A faculdade prometeu comprar os equipamentos e materiais necessários até 1º de setembro, além de livros para a biblioteca e, até janeiro, deverá estar implantado um laboratório de preparação de peças anatômicas em Macaé.
Apesar de o TAC ser de 7 de junho, a UFRJ só abriu processo seletivo para contratar 14 professores médicos em 22 de julho, um mês e meio depois. Em documento de 28 de julho, a universidade pede o adiamento dos prazos do TAC alegando se tratar de um projeto inovador, que gera uma série de dificuldades de ordem operacional. Ocorre que, em virtude de circunstâncias alheias à vontade da UFRJ não será possível a contratação de docentes até 1/8/2011, diz o atual reitor, Carlos Levi. Entre essas circunstâncias, a UFRJ usou como justificativas estar em período de férias/recesso, greve dos servidores e o zelo pela excelência de seus concursos, mormente para o provimento de servidores docentes, o que realmente impõe maior elasticidade no período de seleção. Embora só tenha lançado o concurso 45 dias depois do TAC, a UFRJ alega que os prazos do concurso impediriam o cumprimento do prazo.

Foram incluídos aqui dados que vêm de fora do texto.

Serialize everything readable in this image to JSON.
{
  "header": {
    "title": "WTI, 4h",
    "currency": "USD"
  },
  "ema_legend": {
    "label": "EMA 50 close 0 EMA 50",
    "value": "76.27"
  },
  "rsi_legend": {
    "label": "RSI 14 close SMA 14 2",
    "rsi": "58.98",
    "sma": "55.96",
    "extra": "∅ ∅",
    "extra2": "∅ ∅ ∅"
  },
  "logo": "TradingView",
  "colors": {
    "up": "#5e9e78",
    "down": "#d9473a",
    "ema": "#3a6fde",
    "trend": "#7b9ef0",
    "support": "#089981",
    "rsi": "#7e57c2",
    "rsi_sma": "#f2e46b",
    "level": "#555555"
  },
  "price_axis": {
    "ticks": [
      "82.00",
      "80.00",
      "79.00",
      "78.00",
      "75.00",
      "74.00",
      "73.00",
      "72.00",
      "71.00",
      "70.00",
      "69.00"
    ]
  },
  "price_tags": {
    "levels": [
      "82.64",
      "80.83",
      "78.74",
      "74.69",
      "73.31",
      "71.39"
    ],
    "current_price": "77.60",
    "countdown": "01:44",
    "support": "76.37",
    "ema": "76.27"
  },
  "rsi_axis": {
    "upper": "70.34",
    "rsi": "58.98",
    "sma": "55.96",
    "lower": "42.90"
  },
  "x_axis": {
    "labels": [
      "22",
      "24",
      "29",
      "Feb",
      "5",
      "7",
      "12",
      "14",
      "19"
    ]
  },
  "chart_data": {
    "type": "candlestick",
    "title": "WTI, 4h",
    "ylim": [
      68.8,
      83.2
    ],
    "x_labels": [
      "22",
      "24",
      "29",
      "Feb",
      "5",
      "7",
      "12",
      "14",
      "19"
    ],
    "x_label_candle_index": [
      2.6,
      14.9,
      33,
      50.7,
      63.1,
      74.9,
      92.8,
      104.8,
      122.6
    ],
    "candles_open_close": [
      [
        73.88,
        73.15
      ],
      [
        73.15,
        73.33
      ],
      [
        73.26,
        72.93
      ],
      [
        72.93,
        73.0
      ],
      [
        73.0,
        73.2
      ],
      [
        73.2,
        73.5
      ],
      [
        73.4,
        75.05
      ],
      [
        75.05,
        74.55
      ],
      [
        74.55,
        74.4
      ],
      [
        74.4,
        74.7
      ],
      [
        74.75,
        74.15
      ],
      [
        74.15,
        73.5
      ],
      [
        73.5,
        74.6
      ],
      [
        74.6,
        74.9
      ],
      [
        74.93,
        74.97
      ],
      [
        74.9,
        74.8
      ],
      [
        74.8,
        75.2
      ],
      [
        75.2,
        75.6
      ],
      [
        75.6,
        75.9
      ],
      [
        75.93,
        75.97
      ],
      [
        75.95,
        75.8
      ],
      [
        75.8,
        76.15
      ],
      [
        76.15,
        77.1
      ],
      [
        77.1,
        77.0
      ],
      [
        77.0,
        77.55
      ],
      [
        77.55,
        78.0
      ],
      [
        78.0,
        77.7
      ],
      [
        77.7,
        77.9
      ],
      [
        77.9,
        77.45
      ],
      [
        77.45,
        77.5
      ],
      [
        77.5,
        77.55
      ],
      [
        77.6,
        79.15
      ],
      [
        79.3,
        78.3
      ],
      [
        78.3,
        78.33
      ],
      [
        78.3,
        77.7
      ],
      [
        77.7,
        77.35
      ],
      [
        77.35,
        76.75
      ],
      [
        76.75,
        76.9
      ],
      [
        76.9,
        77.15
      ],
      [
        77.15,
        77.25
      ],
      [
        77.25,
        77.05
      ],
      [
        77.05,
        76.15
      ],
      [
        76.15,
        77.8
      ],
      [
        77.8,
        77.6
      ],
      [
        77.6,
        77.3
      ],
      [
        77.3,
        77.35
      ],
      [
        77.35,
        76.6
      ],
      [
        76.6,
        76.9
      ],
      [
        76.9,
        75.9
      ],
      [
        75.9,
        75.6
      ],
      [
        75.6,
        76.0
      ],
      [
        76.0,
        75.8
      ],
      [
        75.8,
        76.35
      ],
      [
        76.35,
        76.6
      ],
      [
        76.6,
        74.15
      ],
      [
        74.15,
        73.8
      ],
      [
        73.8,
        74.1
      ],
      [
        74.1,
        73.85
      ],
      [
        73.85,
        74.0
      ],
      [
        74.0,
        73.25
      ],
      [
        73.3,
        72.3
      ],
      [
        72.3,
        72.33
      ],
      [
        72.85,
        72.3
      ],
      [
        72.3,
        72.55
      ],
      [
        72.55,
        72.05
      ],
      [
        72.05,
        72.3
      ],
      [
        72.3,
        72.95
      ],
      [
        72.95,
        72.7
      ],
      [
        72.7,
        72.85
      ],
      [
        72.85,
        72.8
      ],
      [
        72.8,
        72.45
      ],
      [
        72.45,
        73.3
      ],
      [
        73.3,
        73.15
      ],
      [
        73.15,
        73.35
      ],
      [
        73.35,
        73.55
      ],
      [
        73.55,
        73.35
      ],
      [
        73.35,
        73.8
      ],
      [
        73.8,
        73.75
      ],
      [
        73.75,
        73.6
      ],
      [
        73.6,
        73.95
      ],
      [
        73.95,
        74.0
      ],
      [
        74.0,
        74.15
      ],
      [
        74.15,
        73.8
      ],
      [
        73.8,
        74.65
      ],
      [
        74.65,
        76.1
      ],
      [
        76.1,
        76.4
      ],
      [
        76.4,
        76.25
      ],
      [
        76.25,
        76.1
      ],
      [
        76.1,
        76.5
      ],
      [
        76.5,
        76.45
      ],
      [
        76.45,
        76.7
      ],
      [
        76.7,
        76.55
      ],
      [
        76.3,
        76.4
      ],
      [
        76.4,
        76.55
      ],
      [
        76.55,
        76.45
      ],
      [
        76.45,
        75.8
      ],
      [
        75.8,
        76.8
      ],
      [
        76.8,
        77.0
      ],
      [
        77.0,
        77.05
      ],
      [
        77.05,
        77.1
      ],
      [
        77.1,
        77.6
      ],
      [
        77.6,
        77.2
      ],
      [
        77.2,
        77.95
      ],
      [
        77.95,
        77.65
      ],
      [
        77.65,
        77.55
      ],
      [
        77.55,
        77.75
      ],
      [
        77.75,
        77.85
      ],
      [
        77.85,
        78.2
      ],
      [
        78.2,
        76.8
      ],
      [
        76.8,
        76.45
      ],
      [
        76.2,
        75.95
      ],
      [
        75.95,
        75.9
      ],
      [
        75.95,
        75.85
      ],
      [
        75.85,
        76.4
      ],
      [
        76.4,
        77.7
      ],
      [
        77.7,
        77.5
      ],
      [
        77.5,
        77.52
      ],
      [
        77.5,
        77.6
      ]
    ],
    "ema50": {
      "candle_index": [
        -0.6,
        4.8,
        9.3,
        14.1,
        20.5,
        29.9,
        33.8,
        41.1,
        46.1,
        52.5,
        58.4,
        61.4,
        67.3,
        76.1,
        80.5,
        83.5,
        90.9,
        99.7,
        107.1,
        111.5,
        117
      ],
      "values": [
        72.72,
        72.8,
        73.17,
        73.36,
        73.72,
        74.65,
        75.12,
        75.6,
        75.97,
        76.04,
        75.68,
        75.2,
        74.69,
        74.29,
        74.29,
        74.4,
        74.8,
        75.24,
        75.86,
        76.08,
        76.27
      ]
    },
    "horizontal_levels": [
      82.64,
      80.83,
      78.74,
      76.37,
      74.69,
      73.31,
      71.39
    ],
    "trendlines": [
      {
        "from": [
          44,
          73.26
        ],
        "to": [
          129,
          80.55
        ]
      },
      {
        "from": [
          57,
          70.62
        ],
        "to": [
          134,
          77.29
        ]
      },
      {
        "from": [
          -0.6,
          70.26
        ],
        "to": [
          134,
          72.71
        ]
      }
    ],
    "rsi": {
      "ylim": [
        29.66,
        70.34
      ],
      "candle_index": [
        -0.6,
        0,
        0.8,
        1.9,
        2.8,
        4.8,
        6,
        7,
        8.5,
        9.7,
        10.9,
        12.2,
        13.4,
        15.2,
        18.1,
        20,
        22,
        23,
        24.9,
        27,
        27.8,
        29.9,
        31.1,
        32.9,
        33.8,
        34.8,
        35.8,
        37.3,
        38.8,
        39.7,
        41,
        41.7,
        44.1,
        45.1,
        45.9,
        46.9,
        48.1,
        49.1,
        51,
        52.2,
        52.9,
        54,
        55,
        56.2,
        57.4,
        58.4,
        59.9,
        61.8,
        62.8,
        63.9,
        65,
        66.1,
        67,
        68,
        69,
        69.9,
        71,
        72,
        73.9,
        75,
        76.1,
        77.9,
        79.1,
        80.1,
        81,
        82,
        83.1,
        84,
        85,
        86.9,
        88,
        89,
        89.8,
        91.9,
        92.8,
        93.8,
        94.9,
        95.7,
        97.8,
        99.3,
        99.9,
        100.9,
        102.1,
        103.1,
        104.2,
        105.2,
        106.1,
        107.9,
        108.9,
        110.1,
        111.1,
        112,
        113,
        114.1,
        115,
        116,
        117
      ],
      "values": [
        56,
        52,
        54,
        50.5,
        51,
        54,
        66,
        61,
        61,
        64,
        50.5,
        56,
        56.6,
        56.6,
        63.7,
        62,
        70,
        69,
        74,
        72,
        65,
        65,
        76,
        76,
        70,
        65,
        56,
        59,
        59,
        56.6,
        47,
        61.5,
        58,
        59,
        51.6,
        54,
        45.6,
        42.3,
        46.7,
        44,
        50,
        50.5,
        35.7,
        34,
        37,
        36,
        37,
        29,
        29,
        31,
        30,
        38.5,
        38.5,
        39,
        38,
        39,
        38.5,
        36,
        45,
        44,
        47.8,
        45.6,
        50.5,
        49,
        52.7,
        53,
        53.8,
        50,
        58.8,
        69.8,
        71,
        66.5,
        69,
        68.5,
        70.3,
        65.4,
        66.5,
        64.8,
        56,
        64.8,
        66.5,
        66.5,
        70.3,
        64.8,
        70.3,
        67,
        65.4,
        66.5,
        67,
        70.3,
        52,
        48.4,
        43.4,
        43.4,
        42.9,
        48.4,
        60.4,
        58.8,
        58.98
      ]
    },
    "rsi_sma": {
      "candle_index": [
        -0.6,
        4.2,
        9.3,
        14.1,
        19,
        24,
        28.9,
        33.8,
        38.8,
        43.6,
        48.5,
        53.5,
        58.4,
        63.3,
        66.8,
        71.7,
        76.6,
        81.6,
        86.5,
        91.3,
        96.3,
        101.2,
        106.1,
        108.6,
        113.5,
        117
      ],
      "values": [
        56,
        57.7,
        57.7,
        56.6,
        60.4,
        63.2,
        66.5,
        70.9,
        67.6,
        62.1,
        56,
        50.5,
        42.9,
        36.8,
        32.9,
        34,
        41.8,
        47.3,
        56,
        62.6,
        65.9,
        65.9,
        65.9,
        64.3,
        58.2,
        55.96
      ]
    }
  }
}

Em 10 de agosto, diante do pedido da universidade e do não-cumprimento do acordo, o MPF o prorrogou por mais 60 dias. Até 10 de outubro, novo prazo, o concurso ainda não estará encerrado.
Para o defensor André Ordagcy, a UFRJ firmou o TAC tentando esvaziar a ação civil pública. Mesmo assim, diz, a universidade não conseguiu cumprir o próprio acordo e requereu a suspensão. Ele admite que algumas melhorias foram implementadas após a ação civil pública, mas continua muito aquém do esperado.